Biologia dell’anima

Ho letto con interesse e piacere il libro di Maurilio Orbecchi “Biologia dell’anima”, Bollati Boringhieri http://www.ibs.it/code/9788833926483/orbecchi-maurilio/biologia-dell-anima.html.
Conosco l’autore, ne avevo già parlato in questo post http://wp.me/s2K0NN-janet, in occasione dell’uscita del libro di Janet di cui aveva scritto la prefazione.
Quello che ho provato leggendo il suo libro ora è stato un grande senso di libertà.
Maurilio Orbecchi rivede i grandi “dogmi” della psicoanalisi alla luce delle neuroscienze: porta un pensiero scientifico laddove per così tanti anni è fiorito un pensiero ideologico, un’adesione poco critica a un sapere di scuola.
Non parlerò dei contenuti: per quelli vi invito a leggere il libro, scritto bene e accessibile anche ai non strettamente addetti ai lavori.
Quello che voglio condividere è la sensazione liberatoria che mi ha trasmesso. Vengo da una formazione analitica psicodinamica junghiana, ma anche quella freudiana è stata per me oggetto di studio. Per anni abbiamo parlato di transfert, complesso di Edipo, archetipi… E che questi (ed altri) concetti fossero così chiari per me, non direi. Ma ci consideravamo umanisti, mica scienziati. Il potere evocativo delle metafore, anche se talvolta un po’ fumose, era orgogliosamente più ricco e complesso di una qualunque dimostrazione scientifica.

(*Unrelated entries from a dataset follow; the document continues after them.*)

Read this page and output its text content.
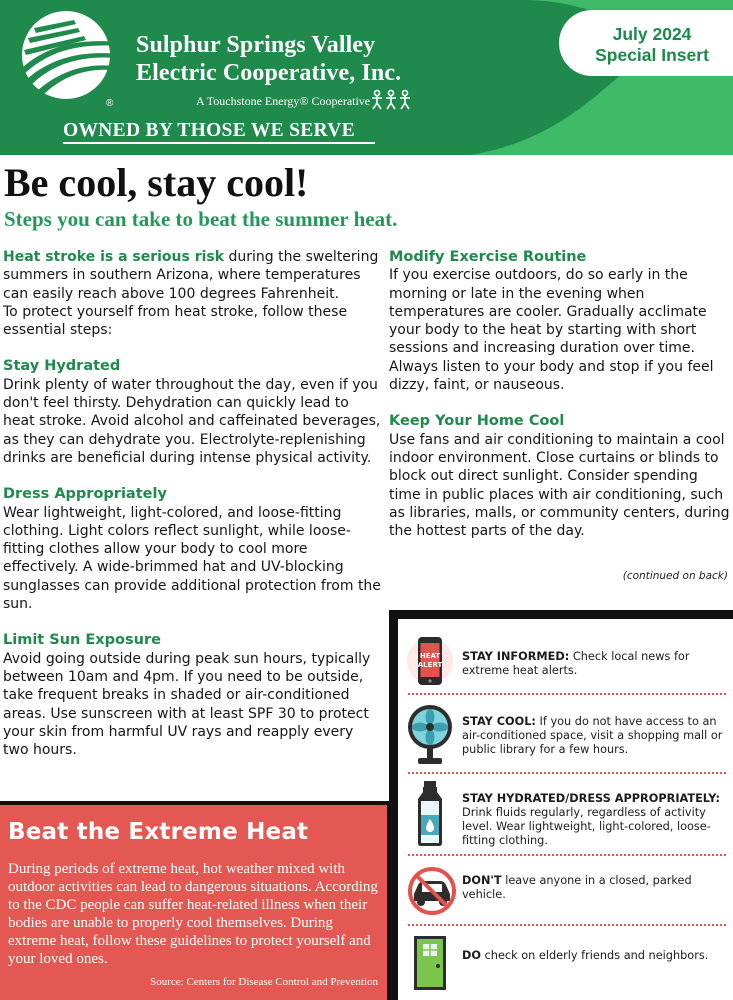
®
Sulphur Springs Valley
Electric Cooperative, Inc.
A Touchstone Energy® Cooperative
OWNED BY THOSE WE SERVE
July 2024
Special Insert
Be cool, stay cool!
Steps you can take to beat the summer heat.
Heat stroke is a serious risk during the sweltering summers in southern Arizona, where temperatures can easily reach above 100 degrees Fahrenheit.
To protect yourself from heat stroke, follow these essential steps:
Stay Hydrated
Drink plenty of water throughout the day, even if you don't feel thirsty. Dehydration can quickly lead to heat stroke. Avoid alcohol and caffeinated beverages, as they can dehydrate you. Electrolyte-replenishing drinks are beneficial during intense physical activity.
Dress Appropriately
Wear lightweight, light-colored, and loose-fitting clothing. Light colors reflect sunlight, while loose-fitting clothes allow your body to cool more effectively. A wide-brimmed hat and UV-blocking sunglasses can provide additional protection from the sun.
Limit Sun Exposure
Avoid going outside during peak sun hours, typically between 10am and 4pm. If you need to be outside, take frequent breaks in shaded or air-conditioned areas. Use sunscreen with at least SPF 30 to protect your skin from harmful UV rays and reapply every two hours.
Modify Exercise Routine
If you exercise outdoors, do so early in the morning or late in the evening when temperatures are cooler. Gradually acclimate your body to the heat by starting with short sessions and increasing duration over time. Always listen to your body and stop if you feel dizzy, faint, or nauseous.
Keep Your Home Cool
Use fans and air conditioning to maintain a cool indoor environment. Close curtains or blinds to block out direct sunlight. Consider spending time in public places with air conditioning, such as libraries, malls, or community centers, during the hottest parts of the day.
(continued on back)
HEAT
ALERT
STAY INFORMED: Check local news for extreme heat alerts.
STAY COOL: If you do not have access to an air-conditioned space, visit a shopping mall or public library for a few hours.
STAY HYDRATED/DRESS APPROPRIATELY: Drink fluids regularly, regardless of activity level. Wear lightweight, light-colored, loose-fitting clothing.
DON'T leave anyone in a closed, parked vehicle.
DO check on elderly friends and neighbors.
Beat the Extreme Heat
During periods of extreme heat, hot weather mixed with outdoor activities can lead to dangerous situations. According to the CDC people can suffer heat-related illness when their bodies are unable to properly cool themselves. During extreme heat, follow these guidelines to protect yourself and your loved ones.
Source: Centers for Disease Control and Prevention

Poi negli anni, altri studi, altre letture hanno iniziato a fare presa nella mia formazione. I vecchi concetti sono rimasti in sottofondo, e altri hanno cominciato a farsi pratica. Il bello del libro di Maurilio Orbecchi è che in modo sistematico riprende i concetti fondanti della psicoanalisi e li rivede alla luce delle scoperte delle neuroscienze.

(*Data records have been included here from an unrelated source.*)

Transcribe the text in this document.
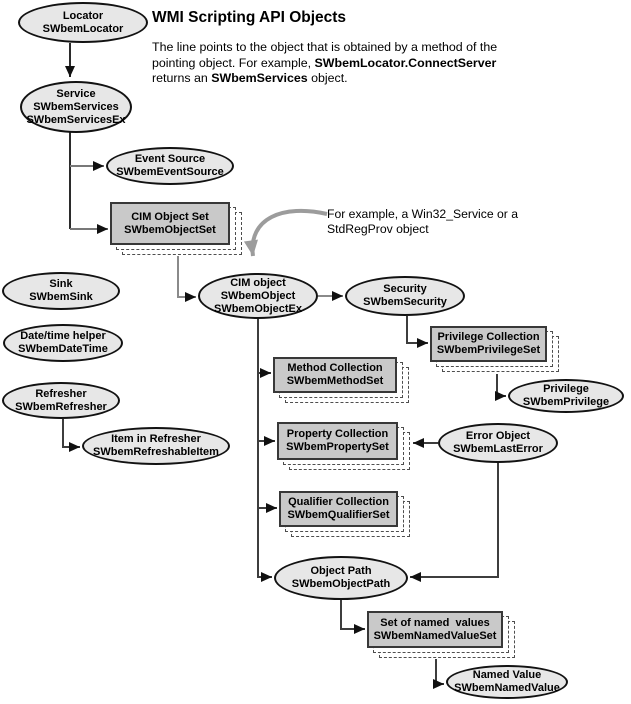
WMI Scripting API Objects
The line points to the object that is obtained by a method of the
pointing object. For example, SWbemLocator.ConnectServer
returns an SWbemServices object.
For example, a Win32_Service or a
StdRegProv object
CIM Object Set
SWbemObjectSet
Privilege Collection
SWbemPrivilegeSet
Method Collection
SWbemMethodSet
Property Collection
SWbemPropertySet
Qualifier Collection
SWbemQualifierSet
Set of named  values
SWbemNamedValueSet
Locator
SWbemLocator
Service
SWbemServices
SWbemServicesEx
Event Source
SWbemEventSource
Sink
SWbemSink
CIM object
SWbemObject
SWbemObjectEx
Security
SWbemSecurity
Date/time helper
SWbemDateTime
Refresher
SWbemRefresher
Privilege
SWbemPrivilege
Item in Refresher
SWbemRefreshableItem
Error Object
SWbemLastError
Object Path
SWbemObjectPath
Named Value
SWbemNamedValue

Ecco, leggendo spesso ho pensato a quanti concetti noi psicologi abbiamo dato per veri, senza che lo fossero, a quanta forza ha il pensiero che si nutre di emozioni, quanto lo spirito del tempo in cui siamo immersi condiziona non solo la nostra visione del mondo ma il nostro stesso pensiero.

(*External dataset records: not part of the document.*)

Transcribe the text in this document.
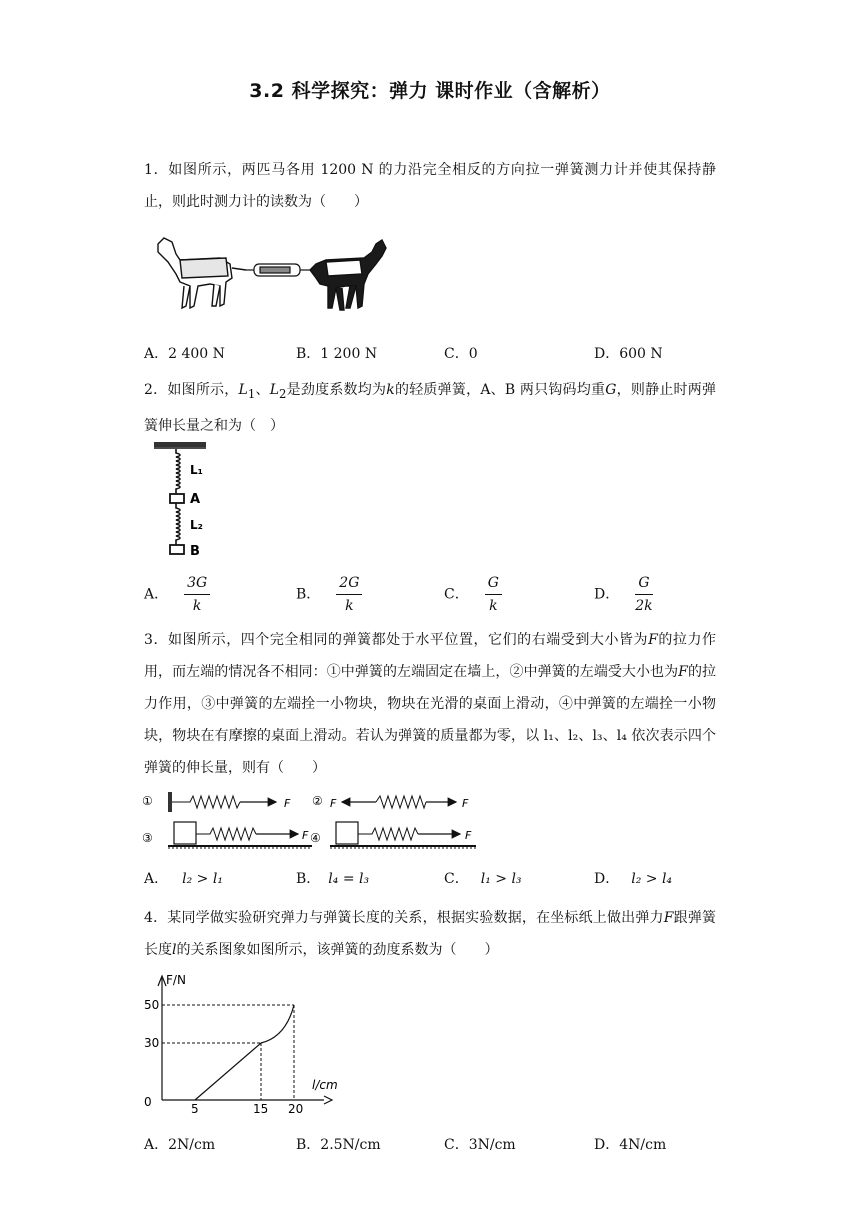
3.2 科学探究：弹力 课时作业（含解析）
1．如图所示，两匹马各用 1200 N 的力沿完全相反的方向拉一弹簧测力计并使其保持静止，则此时测力计的读数为（　　）
A．2 400 N	B．1 200 N	C．0	D．600 N
2．如图所示，$L_1$、$L_2$是劲度系数均为k的轻质弹簧，A、B 两只钩码均重G，则静止时两弹簧伸长量之和为（　）
L₁
A
L₂
B
A． $\frac{3G}{k}$	B． $\frac{2G}{k}$	C． $\frac{G}{k}$	D． $\frac{G}{2k}$
3．如图所示，四个完全相同的弹簧都处于水平位置，它们的右端受到大小皆为F的拉力作用，而左端的情况各不相同：①中弹簧的左端固定在墙上，②中弹簧的左端受大小也为F的拉力作用，③中弹簧的左端拴一小物块，物块在光滑的桌面上滑动，④中弹簧的左端拴一小物块，物块在有摩擦的桌面上滑动。若认为弹簧的质量都为零，以 l₁、l₂、l₃、l₄ 依次表示四个弹簧的伸长量，则有（　　）
①	F ② F	F
③	F ④	F
A． l₂ > l₁	B． l₄ = l₃	C． l₁ > l₃	D． l₂ > l₄
4．某同学做实验研究弹力与弹簧长度的关系，根据实验数据，在坐标纸上做出弹力F跟弹簧长度l的关系图象如图所示，该弹簧的劲度系数为（　　）
F/N
l/cm
0
30
50
5	15 20
A．2N/cm	B．2.5N/cm	C．3N/cm	D．4N/cm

“Laicità non significa solo chiusura agli elementi religiosi e irrazionali nel setting; significa anche non sostituire la religione tradizionale con le credenze del modello metafisico-psicologico di riferimento della propria scuola. Questo significa saper riconoscere le debolezze del proprio quadro teorico: non c’è laicità quando si rimane attaccati a ipotesi non confermate e non è scientifico evitare il confronto con tutte le discipline scientifiche che hanno a che fare con il comportamento e il sistema mente/cervello. La laicità scientifica presuppone la disponibilità al sacrificio delle parti superate del proprio modello interpretativo.” (pag.160)
Questo trovo meraviglioso del mondo laico: la libertà. Libertà di pensare, dialogare, mettere in discussione. Libertà di confrontarsi e impegno morale per mantenere una mente aperta e critica.
“Cambiare è difficile. È doloroso abbandonare schemi e riferimenti sostenuti per decenni. Si tratta di modi di pensare che sono diventati compagni di strada che ci hanno orientato per tanto tempo. Eppure, occorre essere disposti a una trattativa continua con il vecchio modo di pensare.” (pag.161).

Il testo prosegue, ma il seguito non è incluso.